Hi, I applied PaCMAP on pretrained knowledge graph embeddings made from wikidata5m knowledge graph (https://graphvite.io/docs/latest/pretrained_model.html). These are quite chunky and looking up nearest neighbors eats JUST works within my swap limits, but is very slow (so I know it works and the quality of the embedding nearest neighbors is good). I tried RcppHNSW to build an index, but that did not work. So I thought I try PaCMAP. Results were not usable, how can I learn more how to use PaCMAP for this use case? How reliable are nearest neighbors with PaCMAP?

Could you elaborate more on how the PaCMAP results are and why are they non-usable? PaCMAP is not a nearest neighbor finding algorithm -- it relies on the AnnoyIndex to build the nearest neighbor index for constructing the pairs.

Got that, I was not expecting an exact result, looking up nearest neighbors in the dimension reduced embeddings just did not make any sense.
As I continued to poke around the original embeddings, I found some of their nearest neighbors don't make a lot of sense, too, at least for the SimplE embeddings. I used cosine similarity in both cases. Thank you for making this great library!

I used PaCMAP like this before on transformer based embeddings and got usable results (in the sense of being able to cluster the data for topics and to explore the data using the PaCMAP reprojection). But this makes me wonder:

It would be very handy to see PaCMAP applied to more datasets in tutorials, so the user can get a practical feeling for how tweaking the parameters impact on the results and runtime. I'm sold that it can work better than UMAP out of the box, but not always and under all circumstances.
It is a very powerful tool, but I am yet to fully understand how to use it for exploring text embeddings, where UMAP is an established tool.

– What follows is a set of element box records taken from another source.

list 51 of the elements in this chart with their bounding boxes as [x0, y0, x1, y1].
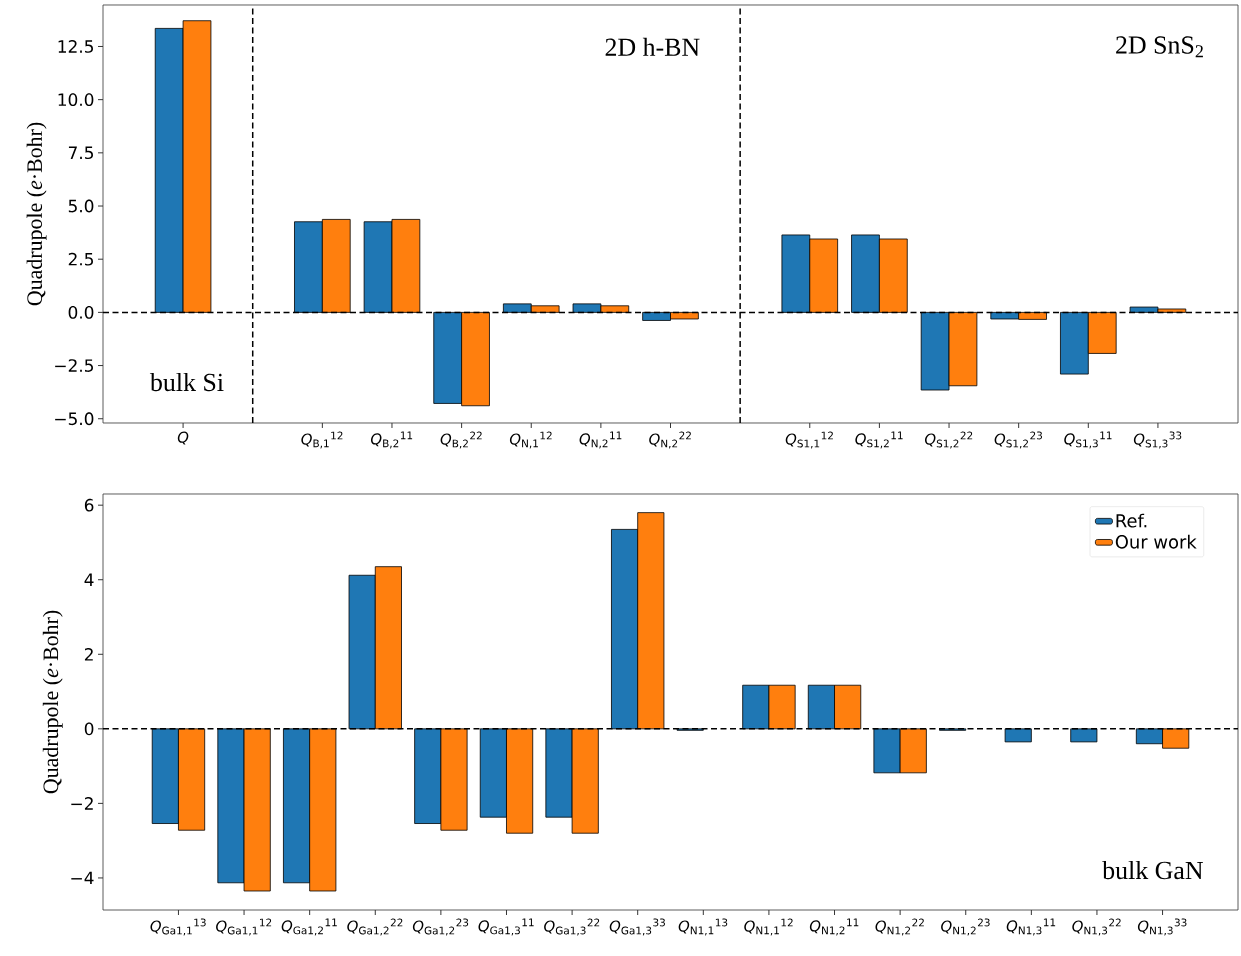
x-tick-label: Q$_{Ga1,3}$22: [544, 918, 600, 936]
x-tick-label: Q$_{S1,2}$23: [994, 431, 1042, 449]
x-tick-label: Q$_{B,2}$22: [440, 431, 482, 449]
y-tick-label: 4: [84, 573, 94, 586]
y-tick-label: 2: [84, 647, 93, 661]
x-tick-label: Q$_{Ga1,2}$23: [412, 918, 469, 936]
x-tick-label: Q$_{S1,2}$22: [924, 431, 973, 449]
y-tick-label: 5.0: [68, 199, 94, 213]
legend-label: Our work: [1115, 534, 1197, 549]
y-tick-label: −2.5: [55, 359, 93, 372]
x-tick-label: Q$_{S1,3}$33: [1133, 431, 1182, 449]
y-tick-label: −5.0: [55, 412, 94, 426]
x-tick-label: Q$_{N1,2}$22: [875, 918, 924, 936]
x-tick-label: Q$_{Ga1,2}$22: [347, 918, 403, 936]
y-tick-label: 7.5: [68, 146, 93, 160]
y-tick-label: 2.5: [68, 252, 93, 266]
y-axis-title: Quadrupole (e·Bohr): [42, 610, 63, 794]
x-tick-label: Q$_{N,1}$12: [509, 431, 552, 449]
x-tick-label: Q$_{N1,3}$33: [1137, 918, 1187, 936]
y-tick-label: 6: [84, 498, 94, 512]
x-tick-label: Q$_{N1,2}$11: [809, 918, 859, 936]
x-tick-label: Q$_{B,1}$12: [301, 431, 343, 449]
x-tick-label: Q: [177, 431, 189, 445]
annotation: 2D h-BN: [605, 37, 700, 56]
y-tick-label: −2: [71, 797, 93, 810]
x-tick-label: Q$_{N1,2}$23: [941, 918, 990, 936]
x-tick-label: Q$_{Ga1,1}$12: [216, 918, 272, 936]
x-tick-label: Q$_{S1,1}$12: [785, 431, 833, 449]
x-tick-label: Q$_{S1,3}$11: [1064, 431, 1112, 449]
annotation: 2D SnS$_{2}$: [1116, 36, 1203, 58]
x-tick-label: Q$_{Ga1,1}$13: [150, 918, 206, 936]
y-tick-label: 12.5: [58, 40, 93, 53]
x-tick-label: Q$_{S1,2}$11: [855, 431, 903, 449]
x-tick-label: Q$_{Ga1,3}$11: [478, 918, 534, 936]
y-tick-label: 0: [84, 722, 94, 736]
x-tick-label: Q$_{N,2}$11: [579, 431, 622, 449]
y-tick-label: 10.0: [58, 93, 94, 107]
y-tick-label: 0.0: [68, 305, 94, 319]
x-tick-label: Q$_{B,2}$11: [370, 431, 413, 449]
annotation: bulk Si: [149, 372, 224, 392]
x-tick-label: Q$_{Ga1,2}$11: [281, 918, 337, 936]
y-tick-label: −4: [71, 871, 94, 885]
x-tick-label: Q$_{N1,3}$22: [1072, 918, 1121, 936]
legend-label: Ref.: [1116, 513, 1147, 528]
annotation: bulk GaN: [1102, 860, 1203, 880]
x-tick-label: Q$_{N,2}$22: [649, 431, 691, 449]
x-tick-label: Q$_{Ga1,3}$33: [609, 918, 665, 936]
y-axis-title: Quadrupole (e·Bohr): [26, 122, 47, 306]
x-tick-label: Q$_{N1,1}$13: [678, 918, 728, 936]
x-tick-label: Q$_{N1,3}$11: [1006, 918, 1056, 936]
x-tick-label: Q$_{N1,1}$12: [744, 918, 793, 936]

I just reapplied PaCMAP on numberbatch knowledge graph embeddings.
For the term "keyword" the closest terms in the original embedding space are:
[1] "keyword" "workword"
[3] "keywords" "key_word"
[5] "keyphrase" "reserved_word"
[7] "metaword" "inverted_index"
[9] "meta_tag" "operative_word"
[11] "slashtag" "metatag"
[13] "vigenère_cipher" "search_term"
[15] "keyword_stuffing" "keyness"

Whereas in PaCMAP with default settings (except I initialized random and did not apply PCA before annoy):

[1] "keyword" "photoserigraphy" "imprintest"
[4] "captioner" "cyberlearning" "efficient_pathfinding_test"
[7] "handprinted" "television_news" "middot"
[10] "stylus" "miscategorisation" "semibold"
[13] "inbox_zero" "photoblank" "baskerville"
[16] "verbal_message" "draftswoman" "scratchboard"
[19] "notationally" "post_polio_syndrome" "william_caxton"

Which don't make a lot of sense.

I see your concern here. PaCMAP, while being robust to a bunch of parameters, still depends on the distance metric in the original space. In your case where the original space comes from a graph embedding, I suppose that you may want to use the cosine similarity for PaCMAP as well (it can be easily done by reducer = pacmap.PaCMAP(distance='angular')). Sorry for not mentioning it in the README file, as this is a fairly new feature that has been just added.

Regarding the nearest neighbors, since PaCMAP generally reduces embeddings down to 2D, the lower dimensional space will inevitably lose some local structure in the original space, so sometimes it could be less meaningful, especially if you only look at top-2 neighbors or so.

Thanks a lot for clarifying!

@KnutJaegersberg Have you obtained the results you wanted to see from PaCMAP? Personally I haven't tried using angular distance yet.

nearest neighbor search didnt work yet as originally hoped. Nonetheless thank you! I have a better feeling now for what to use PaCMAP.

 keyword     aristide      laffite      phisher  gulf_arabic    schiavone haussmannian        qatar 

0.000000e+00 1.525113e-12 2.602030e-12 1.267253e-11 3.162060e-11 1.385767e-10 3.707257e-10 5.530758e-10
oubliette yossarian
8.295673e-10 9.479953e-10